A novel method, known as LIGHt smartphone colorimetry, has been developed for the rapid detection of starch content in tobacco leaves using smartphone technology. This innovative technique combines chemistry and smartphone imaging capabilities, offering results comparable to traditional spectral methods.
The method employs anthrone-sulfuric acid colorimetry, which reacts with starch to produce distinct color changes measurable by smartphone cameras. This process allows for quick, low-cost, and efficient assessment of starch content, which is pivotal for determining the quality and maturity of tobacco leaves.
Traditional methods for measuring starch, including iodine tests and various spectroscopic approaches, though reliable, often require expensive equipment and trained personnel. LIGHt colorimetry overcomes these barriers, providing immediate results without specialized tools, making it particularly valuable for the tobacco industry where quality control is imperative.

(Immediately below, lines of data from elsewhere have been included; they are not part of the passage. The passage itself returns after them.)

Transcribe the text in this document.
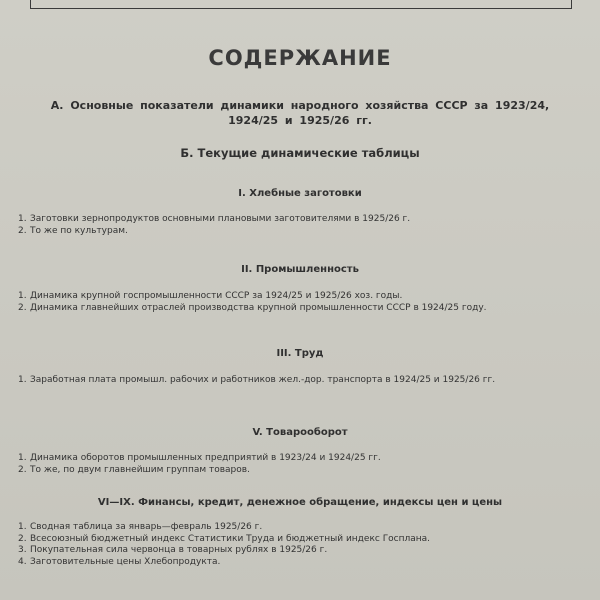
СОДЕРЖАНИЕ
А. Основные показатели динамики народного хозяйства СССР за 1923/24, 1924/25 и 1925/26 гг.
Б. Текущие динамические таблицы
I. Хлебные заготовки
1. Заготовки зернопродуктов основными плановыми заготовителями в 1925/26 г.
2. То же по культурам.
II. Промышленность
1. Динамика крупной госпромышленности СССР за 1924/25 и 1925/26 хоз. годы.
2. Динамика главнейших отраслей производства крупной промышленности СССР в 1924/25 году.
III. Труд
1. Заработная плата промышл. рабочих и работников жел.-дор. транспорта в 1924/25 и 1925/26 гг.
V. Товарооборот
1. Динамика оборотов промышленных предприятий в 1923/24 и 1924/25 гг.
2. То же, по двум главнейшим группам товаров.
VI—IX. Финансы, кредит, денежное обращение, индексы цен и цены
1. Сводная таблица за январь—февраль 1925/26 г.
2. Всесоюзный бюджетный индекс Статистики Труда и бюджетный индекс Госплана.
3. Покупательная сила червонца в товарных рублях в 1925/26 г.
4. Заготовительные цены Хлебопродукта.
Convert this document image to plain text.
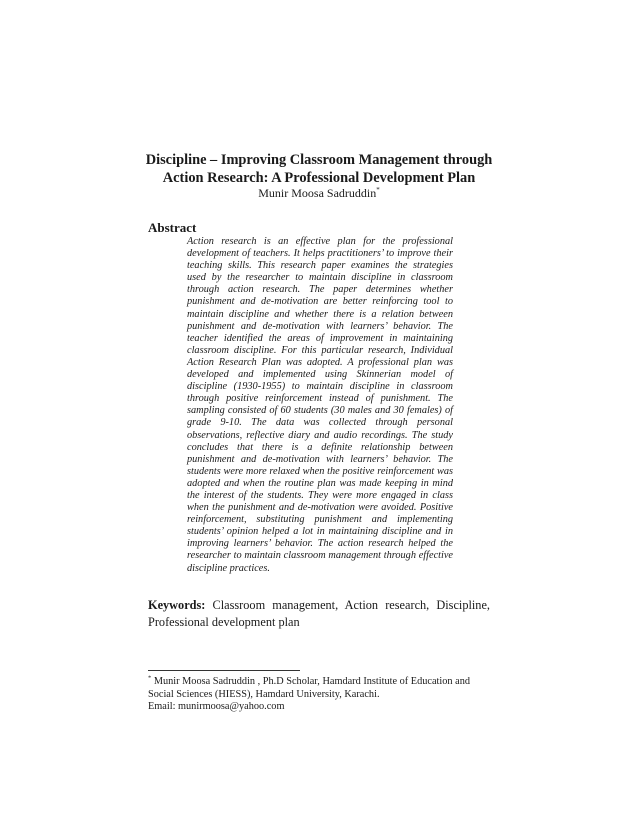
Discipline – Improving Classroom Management through
Action Research: A Professional Development Plan
Munir Moosa Sadruddin*
Abstract
Action research is an effective plan for the professional development of teachers. It helps practitioners’ to improve their teaching skills. This research paper examines the strategies used by the researcher to maintain discipline in classroom through action research. The paper determines whether punishment and de-motivation are better reinforcing tool to maintain discipline and whether there is a relation between punishment and de-motivation with learners’ behavior. The teacher identified the areas of improvement in maintaining classroom discipline. For this particular research, Individual Action Research Plan was adopted. A professional plan was developed and implemented using Skinnerian model of discipline (1930-1955) to maintain discipline in classroom through positive reinforcement instead of punishment. The sampling consisted of 60 students (30 males and 30 females) of grade 9-10. The data was collected through personal observations, reflective diary and audio recordings. The study concludes that there is a definite relationship between punishment and de-motivation with learners’ behavior. The students were more relaxed when the positive reinforcement was adopted and when the routine plan was made keeping in mind the interest of the students. They were more engaged in class when the punishment and de-motivation were avoided. Positive reinforcement, substituting punishment and implementing students’ opinion helped a lot in maintaining discipline and in improving learners’ behavior. The action research helped the researcher to maintain classroom management through effective discipline practices.
Keywords: Classroom management, Action research, Discipline, Professional development plan
* Munir Moosa Sadruddin , Ph.D Scholar, Hamdard Institute of Education and
Social Sciences (HIESS), Hamdard University, Karachi.
Email: munirmoosa@yahoo.com
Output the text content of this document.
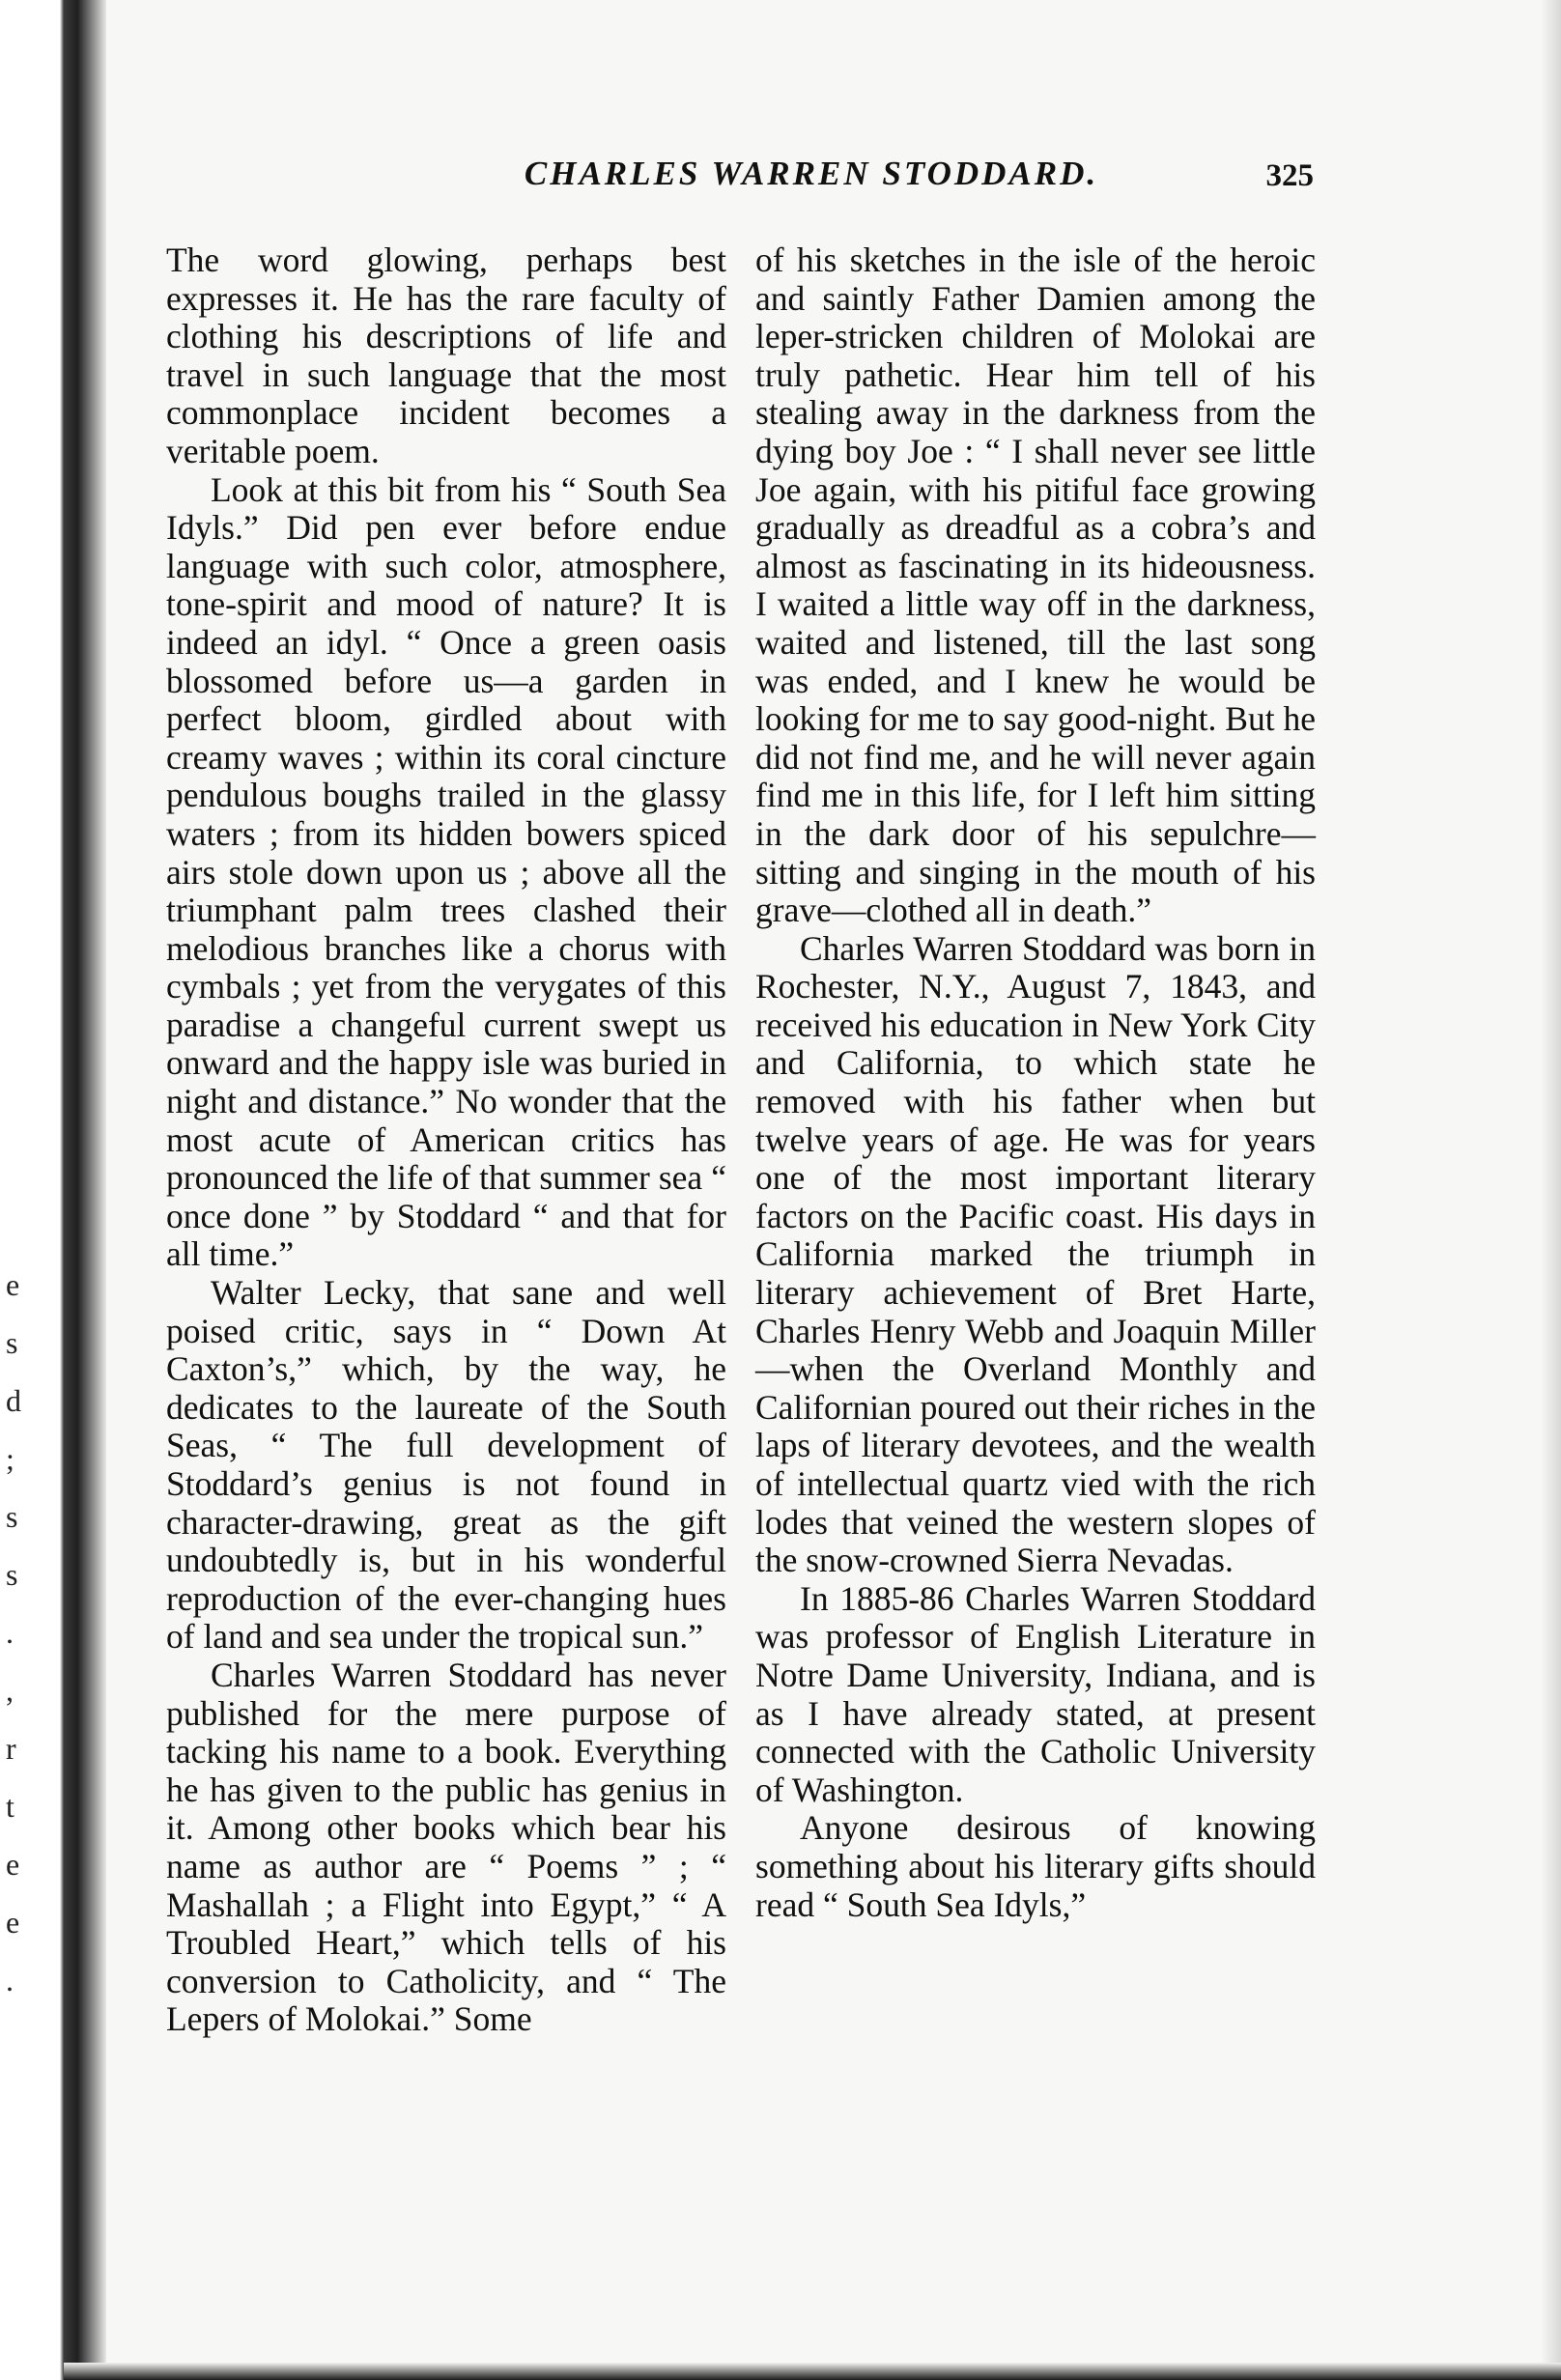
e s d ; s s . , r t e e .
CHARLES WARREN STODDARD.	325

The word glowing, perhaps best expresses it. He has the rare faculty of clothing his descriptions of life and travel in such language that the most commonplace incident becomes a veritable poem.

Look at this bit from his “ South Sea Idyls.” Did pen ever before endue language with such color, atmosphere, tone-spirit and mood of nature? It is indeed an idyl. “ Once a green oasis blossomed before us—a garden in perfect bloom, girdled about with creamy waves ; within its coral cincture pendulous boughs trailed in the glassy waters ; from its hidden bowers spiced airs stole down upon us ; above all the triumphant palm trees clashed their melodious branches like a chorus with cymbals ; yet from the verygates of this paradise a changeful current swept us onward and the happy isle was buried in night and distance.” No wonder that the most acute of American critics has pronounced the life of that summer sea “ once done ” by Stoddard “ and that for all time.”

Walter Lecky, that sane and well poised critic, says in “ Down At Caxton’s,” which, by the way, he dedicates to the laureate of the South Seas, “ The full development of Stoddard’s genius is not found in character-drawing, great as the gift undoubtedly is, but in his wonderful reproduction of the ever-changing hues of land and sea under the tropical sun.”

Charles Warren Stoddard has never published for the mere purpose of tacking his name to a book. Everything he has given to the public has genius in it. Among other books which bear his name as author are “ Poems ” ; “ Mashallah ; a Flight into Egypt,” “ A Troubled Heart,” which tells of his conversion to Catholicity, and “ The Lepers of Molokai.” Some

of his sketches in the isle of the heroic and saintly Father Damien among the leper-stricken children of Molokai are truly pathetic. Hear him tell of his stealing away in the darkness from the dying boy Joe : “ I shall never see little Joe again, with his pitiful face growing gradually as dreadful as a cobra’s and almost as fascinating in its hideousness. I waited a little way off in the darkness, waited and listened, till the last song was ended, and I knew he would be looking for me to say good-night. But he did not find me, and he will never again find me in this life, for I left him sitting in the dark door of his sepulchre—sitting and singing in the mouth of his grave—clothed all in death.”

Charles Warren Stoddard was born in Rochester, N.Y., August 7, 1843, and received his education in New York City and California, to which state he removed with his father when but twelve years of age. He was for years one of the most important literary factors on the Pacific coast. His days in California marked the triumph in literary achievement of Bret Harte, Charles Henry Webb and Joaquin Miller—when the Overland Monthly and Californian poured out their riches in the laps of literary devotees, and the wealth of intellectual quartz vied with the rich lodes that veined the western slopes of the snow-crowned Sierra Nevadas.

In 1885-86 Charles Warren Stoddard was professor of English Literature in Notre Dame University, Indiana, and is as I have already stated, at present connected with the Catholic University of Washington.

Anyone desirous of knowing something about his literary gifts should read “ South Sea Idyls,”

The research team, including scientists from the Shanghai Tobacco Company, demonstrated this method’s efficacy with tobacco leaf samples. Their results revealed an average relative error of 5.74%, with detection limits as low as 1.53 µg/mL and impressive recovery rates of 95.72%. These findings suggest significant potential for LIGHt smartphone colorimetry to transform the quality control processes not only for tobacco but also for other agricultural products.
This technology capitalizes on the widespread accessibility of smartphones, leveraging their enhanced imaging capabilities to facilitate on-site data collection. The use of RGB values extracted from camera images allows for rapid assessment of starch levels, aligning with the industry's need for efficiency.
Given the compound growth of consumer demand for higher-quality plant products and the shift toward more sustainable agricultural practices, efficient and accurate detection methods like LIGHt smartphone colorimetry can play a significant role. It facilitates timely quality assessments right at the point of production, thereby supporting the overall goal of improving product standards.
Overall, this groundbreaking work points to exciting possibilities not only for the future of tobacco leaf quality monitoring but also for broader applications across various food and agricultural sectors, emphasizing the innovative fusion of portable technology with practical agricultural science.